On the Power of Rewinding Simulators in Functional Encryption

In a seminal work, Boneh, Sahai and Waters (BSW, for short) [TCC'11] showed that for functional encryption the indistinguishability notion of security (IND-Security) is weaker than simulation-based security (SIM-Security), and that SIM-Security is in general impossible to achieve. This has opened up the door to a plethora of papers showing feasibility and new impossibility results. Nevertheless, the quest for better definitions that (1) overcome the limitations of IND-Security and (2) the known impossibility results, is still open.

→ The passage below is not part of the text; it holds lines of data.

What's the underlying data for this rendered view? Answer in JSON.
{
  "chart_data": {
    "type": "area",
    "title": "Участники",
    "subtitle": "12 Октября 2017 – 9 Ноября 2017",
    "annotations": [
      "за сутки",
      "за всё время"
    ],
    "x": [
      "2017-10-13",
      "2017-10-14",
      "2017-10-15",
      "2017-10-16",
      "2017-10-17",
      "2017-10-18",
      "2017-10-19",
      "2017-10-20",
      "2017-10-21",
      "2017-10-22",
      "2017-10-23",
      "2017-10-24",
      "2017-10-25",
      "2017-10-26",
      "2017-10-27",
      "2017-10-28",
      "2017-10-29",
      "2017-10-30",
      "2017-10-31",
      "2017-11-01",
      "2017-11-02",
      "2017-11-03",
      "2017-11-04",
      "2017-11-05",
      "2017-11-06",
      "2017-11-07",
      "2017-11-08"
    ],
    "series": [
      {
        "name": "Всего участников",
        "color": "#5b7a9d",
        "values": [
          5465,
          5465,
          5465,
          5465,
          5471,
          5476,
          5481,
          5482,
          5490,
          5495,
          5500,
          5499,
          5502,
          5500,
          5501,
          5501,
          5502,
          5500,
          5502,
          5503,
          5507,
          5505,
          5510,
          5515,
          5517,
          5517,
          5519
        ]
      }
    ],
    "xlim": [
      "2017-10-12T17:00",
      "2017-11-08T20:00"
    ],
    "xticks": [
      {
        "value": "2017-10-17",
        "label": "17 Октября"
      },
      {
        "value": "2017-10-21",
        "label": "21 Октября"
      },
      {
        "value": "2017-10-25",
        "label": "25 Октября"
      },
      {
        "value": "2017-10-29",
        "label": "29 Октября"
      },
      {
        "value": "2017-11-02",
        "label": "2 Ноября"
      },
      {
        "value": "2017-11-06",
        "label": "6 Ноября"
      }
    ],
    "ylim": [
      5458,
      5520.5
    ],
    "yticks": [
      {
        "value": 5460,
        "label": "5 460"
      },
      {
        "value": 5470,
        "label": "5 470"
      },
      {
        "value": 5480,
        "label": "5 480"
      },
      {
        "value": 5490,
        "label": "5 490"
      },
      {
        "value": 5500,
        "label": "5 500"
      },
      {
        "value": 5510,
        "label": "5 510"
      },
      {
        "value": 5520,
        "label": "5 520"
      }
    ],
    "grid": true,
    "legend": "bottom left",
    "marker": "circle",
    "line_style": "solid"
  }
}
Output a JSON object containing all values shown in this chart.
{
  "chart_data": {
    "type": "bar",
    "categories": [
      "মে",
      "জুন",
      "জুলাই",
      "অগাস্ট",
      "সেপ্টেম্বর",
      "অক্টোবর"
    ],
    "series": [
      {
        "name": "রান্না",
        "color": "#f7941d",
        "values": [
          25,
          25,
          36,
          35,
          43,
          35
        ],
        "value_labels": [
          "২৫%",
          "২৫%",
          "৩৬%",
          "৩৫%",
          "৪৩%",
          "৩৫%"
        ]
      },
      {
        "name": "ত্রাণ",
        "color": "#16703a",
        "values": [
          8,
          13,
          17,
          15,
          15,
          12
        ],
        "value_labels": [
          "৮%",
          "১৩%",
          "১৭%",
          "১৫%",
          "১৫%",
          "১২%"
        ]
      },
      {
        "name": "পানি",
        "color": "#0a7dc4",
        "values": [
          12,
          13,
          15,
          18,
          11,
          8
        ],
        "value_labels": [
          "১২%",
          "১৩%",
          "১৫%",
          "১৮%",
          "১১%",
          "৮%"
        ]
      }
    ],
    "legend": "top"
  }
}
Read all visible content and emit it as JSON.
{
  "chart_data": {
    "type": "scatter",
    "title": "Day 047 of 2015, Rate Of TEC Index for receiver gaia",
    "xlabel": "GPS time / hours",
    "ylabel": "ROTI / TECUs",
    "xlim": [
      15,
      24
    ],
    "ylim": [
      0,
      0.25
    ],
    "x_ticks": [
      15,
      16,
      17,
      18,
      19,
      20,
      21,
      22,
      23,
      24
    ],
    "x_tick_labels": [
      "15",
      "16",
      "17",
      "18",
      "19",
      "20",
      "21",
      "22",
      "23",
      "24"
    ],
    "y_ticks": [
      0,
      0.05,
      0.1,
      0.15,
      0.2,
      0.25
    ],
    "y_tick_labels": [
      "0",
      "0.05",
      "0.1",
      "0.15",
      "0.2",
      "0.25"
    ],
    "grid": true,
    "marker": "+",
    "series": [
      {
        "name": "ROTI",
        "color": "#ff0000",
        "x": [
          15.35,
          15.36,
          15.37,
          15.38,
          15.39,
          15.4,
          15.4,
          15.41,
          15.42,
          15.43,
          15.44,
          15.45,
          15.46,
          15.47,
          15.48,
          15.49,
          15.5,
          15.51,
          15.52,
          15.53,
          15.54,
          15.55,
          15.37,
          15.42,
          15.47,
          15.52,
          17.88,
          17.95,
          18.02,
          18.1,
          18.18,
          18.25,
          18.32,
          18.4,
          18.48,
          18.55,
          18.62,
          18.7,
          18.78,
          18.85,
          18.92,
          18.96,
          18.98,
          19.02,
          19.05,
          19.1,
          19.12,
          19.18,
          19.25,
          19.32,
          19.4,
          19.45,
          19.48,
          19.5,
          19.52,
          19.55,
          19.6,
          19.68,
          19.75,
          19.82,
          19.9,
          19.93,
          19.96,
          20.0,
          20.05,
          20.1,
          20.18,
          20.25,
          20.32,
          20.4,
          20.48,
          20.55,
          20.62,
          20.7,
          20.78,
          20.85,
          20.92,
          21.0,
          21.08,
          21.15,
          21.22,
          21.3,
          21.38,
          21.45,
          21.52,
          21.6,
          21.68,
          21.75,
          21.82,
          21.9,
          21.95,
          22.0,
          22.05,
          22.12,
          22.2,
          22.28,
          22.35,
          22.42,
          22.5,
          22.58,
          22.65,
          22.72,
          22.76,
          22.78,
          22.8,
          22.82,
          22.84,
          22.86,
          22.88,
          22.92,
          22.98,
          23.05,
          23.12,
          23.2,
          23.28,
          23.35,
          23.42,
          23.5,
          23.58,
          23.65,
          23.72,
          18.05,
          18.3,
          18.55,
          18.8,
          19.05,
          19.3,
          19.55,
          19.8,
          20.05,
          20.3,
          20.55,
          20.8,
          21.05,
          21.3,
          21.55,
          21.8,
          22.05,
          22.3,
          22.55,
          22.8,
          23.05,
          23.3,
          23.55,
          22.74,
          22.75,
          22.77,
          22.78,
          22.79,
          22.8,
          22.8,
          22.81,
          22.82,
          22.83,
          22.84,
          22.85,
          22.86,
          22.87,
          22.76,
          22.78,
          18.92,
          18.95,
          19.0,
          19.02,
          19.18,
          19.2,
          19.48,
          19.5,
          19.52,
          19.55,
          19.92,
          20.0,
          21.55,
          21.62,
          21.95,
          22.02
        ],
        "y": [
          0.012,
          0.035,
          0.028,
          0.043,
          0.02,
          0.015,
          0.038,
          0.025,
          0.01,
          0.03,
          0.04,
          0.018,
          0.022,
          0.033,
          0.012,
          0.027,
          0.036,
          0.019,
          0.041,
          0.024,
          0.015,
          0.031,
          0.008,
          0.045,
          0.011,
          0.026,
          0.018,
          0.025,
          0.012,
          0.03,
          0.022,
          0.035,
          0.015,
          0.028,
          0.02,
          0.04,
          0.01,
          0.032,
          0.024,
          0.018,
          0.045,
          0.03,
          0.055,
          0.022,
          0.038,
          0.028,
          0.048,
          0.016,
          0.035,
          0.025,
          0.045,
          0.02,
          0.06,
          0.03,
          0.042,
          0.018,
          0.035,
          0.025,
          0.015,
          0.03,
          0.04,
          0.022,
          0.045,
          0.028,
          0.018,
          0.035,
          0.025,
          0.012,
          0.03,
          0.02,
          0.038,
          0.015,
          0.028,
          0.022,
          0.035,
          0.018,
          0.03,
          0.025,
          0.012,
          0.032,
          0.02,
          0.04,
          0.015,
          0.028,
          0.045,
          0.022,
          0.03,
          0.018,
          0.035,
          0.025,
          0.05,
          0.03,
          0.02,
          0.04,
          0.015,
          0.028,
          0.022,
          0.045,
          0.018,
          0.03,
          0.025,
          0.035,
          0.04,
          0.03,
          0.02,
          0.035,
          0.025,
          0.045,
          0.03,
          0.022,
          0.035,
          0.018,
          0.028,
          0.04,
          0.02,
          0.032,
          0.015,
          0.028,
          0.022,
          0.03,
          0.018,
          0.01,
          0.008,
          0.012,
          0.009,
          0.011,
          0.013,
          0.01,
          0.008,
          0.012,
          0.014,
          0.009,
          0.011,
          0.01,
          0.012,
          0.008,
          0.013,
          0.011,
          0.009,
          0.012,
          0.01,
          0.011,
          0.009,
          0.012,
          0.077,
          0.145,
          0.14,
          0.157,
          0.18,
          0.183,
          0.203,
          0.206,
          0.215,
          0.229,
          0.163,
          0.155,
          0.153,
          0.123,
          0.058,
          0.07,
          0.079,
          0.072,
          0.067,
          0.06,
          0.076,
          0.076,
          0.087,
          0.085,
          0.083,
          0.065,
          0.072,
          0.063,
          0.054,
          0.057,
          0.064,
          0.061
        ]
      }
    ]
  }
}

In this work, we explore the benefits and the limits of using {\em efficient rewinding black-box simulators} to argue security. To do so, we introduce a new simulation-based security definition, that we call {\em rewinding simulation-based security} (RSIM-Security), that is weaker than the previous ones but it is still sufficiently strong to not meet pathological schemes as it is the case for IND-Security (that is implied by the RSIM). This is achieved by retaining a strong simulation-based flavour but adding more rewinding power to the simulator having care to guarantee that it can not learn more than what the adversary would learn in any run of the experiment. What we found is that for RSIM the BSW impossibility result does not hold and that IND-Security is {\em equivalent} to RSIM-Security for {\em Attribute-Based Encryption} in the {\em standard model}. Nevertheless, we prove that there is a setting where rewinding simulators are of no help. The adversary can put in place a strategy that forces the simulator to rewind continuously.